The Federal Bureau of Investigation, released its annual Report on Hate Crimes stating that in 2019, 60.3% of religious-based offenses were against Jewish Americans. According to this document, the percentage of religious-biased offenses against Jewish Americans never sank below 51% over the 23-year period. The average was 75%.
The Holocaust was not the beginning of anti-Semitism. Hostility toward Jews dates to the beginning of Jewish history, with some calling it “the oldest form of hate.” Jewish history is a tale of exile, persecution, assimilation and genocide.
As Holocaust education is not a requirement in the United States, many children are raised with a misunderstanding of Jewish history. Holocaust denial and other re-tellings of history — like the false claim that Jews controlled the banks — push anti-Semitic beliefs onto children from a young age.
Moreover, Jewish stereotypes have run rampant throughout history and have permeated mainstream culture. In the media, Jews have only been represented in one of three ways: the overbearing Jewish mother, the frugal Jew and the Jewish-American princess.
Even today, Jewish representation in the media is inadequate. It’s easy to point out which character is Jewish, as they are typically portrayed with a big nose, and as wealthy, stingy and /or neurotic. An example of this is the sitcom “New Girl,” where the majority of jokes directed at Schmidt, one of the show’s main characters, revolve around his Jewish appearance.
It’s not hard to have a sitcom starring Jewish characters without ridiculing Jewish faith and culture. Seinfeld is considered to be the most Jewish sitcom, yet it has very few obvious references to actual Jewish practices. Similarly, three of the six main characters in “Friends” are Jewish, but their characters’ personalities don’t revolve around Judaism.
Recently, anti-Zionism and anti-Semitism have been increasingly interconnected with one another. You can be anti-Zionist without being anti-Semitic at the same time. Criticizing Israel does not make someone anti-Semitic, but their intent and manner in delivering the message can say otherwise.
When discussing Zionism, there are ways to determine whether it is anti-Zionism or anti-Semitism. Specifically targeting Israel while ignoring worse actions by other countries, likening Israel to Nazi Germany, and attacking Israel’s existence rather than individual government policies are actions that are likened more to anti-Semitism than anti-Zionism.

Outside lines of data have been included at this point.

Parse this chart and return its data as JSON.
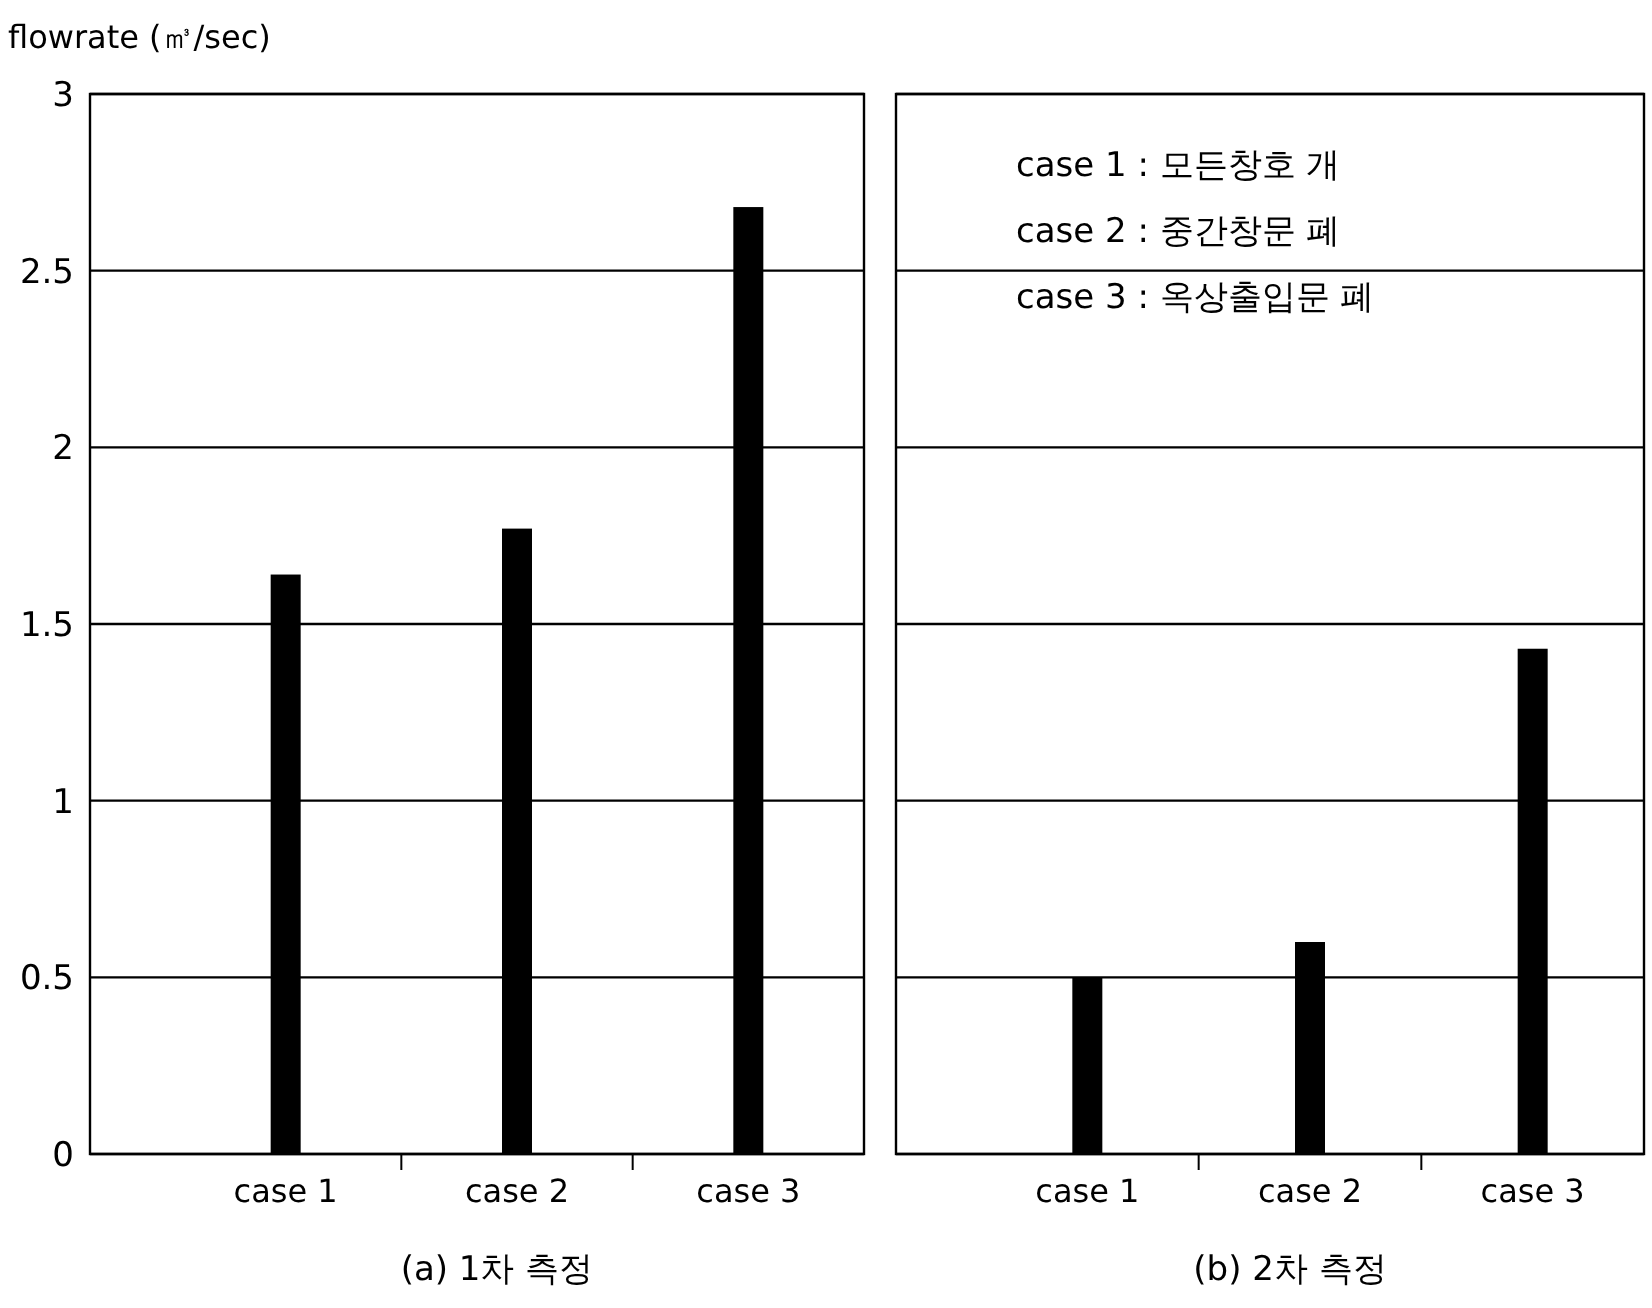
{
  "chart_data": [
    {
      "type": "bar",
      "title": "(a) 1차 측정",
      "ylabel": "flowrate (㎥/sec)",
      "categories": [
        "case 1",
        "case 2",
        "case 3"
      ],
      "values": [
        1.64,
        1.77,
        2.68
      ],
      "color": "#000000",
      "ylim": [
        0,
        3
      ],
      "yticks": [
        0,
        0.5,
        1,
        1.5,
        2,
        2.5,
        3
      ],
      "grid": "y"
    },
    {
      "type": "bar",
      "title": "(b) 2차 측정",
      "categories": [
        "case 1",
        "case 2",
        "case 3"
      ],
      "values": [
        0.5,
        0.6,
        1.43
      ],
      "color": "#000000",
      "ylim": [
        0,
        3
      ],
      "yticks": [
        0,
        0.5,
        1,
        1.5,
        2,
        2.5,
        3
      ],
      "grid": "y",
      "tick_labels": "x",
      "annotations": [
        "case 1 : 모든창호 개",
        "case 2 : 중간창문 폐",
        "case 3 : 옥상출입문 폐"
      ]
    }
  ]
}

White supremacists shouted “Jews will not replace us!” at the Unite the Right Rallies. At the recent riots at the Capitol, white supremacists wore shirts saying “Camp Auschwitz,” a reference to the deadliest concentration camp in the Holocaust. And still people claim anti-Semitism isn’t an issue.
Anti-Semitism is inescapable even on Gonzaga’s campus. Statements from GU’s administration exclude their Jewish students when addressing anti-Semitic hate crimes, choosing only to address the Spokane Jewish community.
With growing anti-Semitism in recent years, being Jewish is exhausting. It feels like every other day there’s a new story about a synagogue vandalized with white supremacy symbols, haunting graffiti found on the streets and slurs being shouted as Jews try to go about their lives.
Having Jewish Bulldogs on campus has made dealing with that hate so much easier. Even if I can’t attend a meeting, I know there is a safe space for me on campus to process the frustrations and fears that recent attacks have left. It is a space free of microaggressions and comments that are “just a joke”, a space that reminds me how special Judaism and Jewish culture is.
Hearing about an anti-Jewish hate crime is a knife through the heart every time. As Jews are increasingly targeted, it is disturbing and disheartening to hear people denying the effects of anti-Semitism. Now more than ever it is imperative that anti-Semitism is addressed and Jews are included in activism. Our safety depends on it.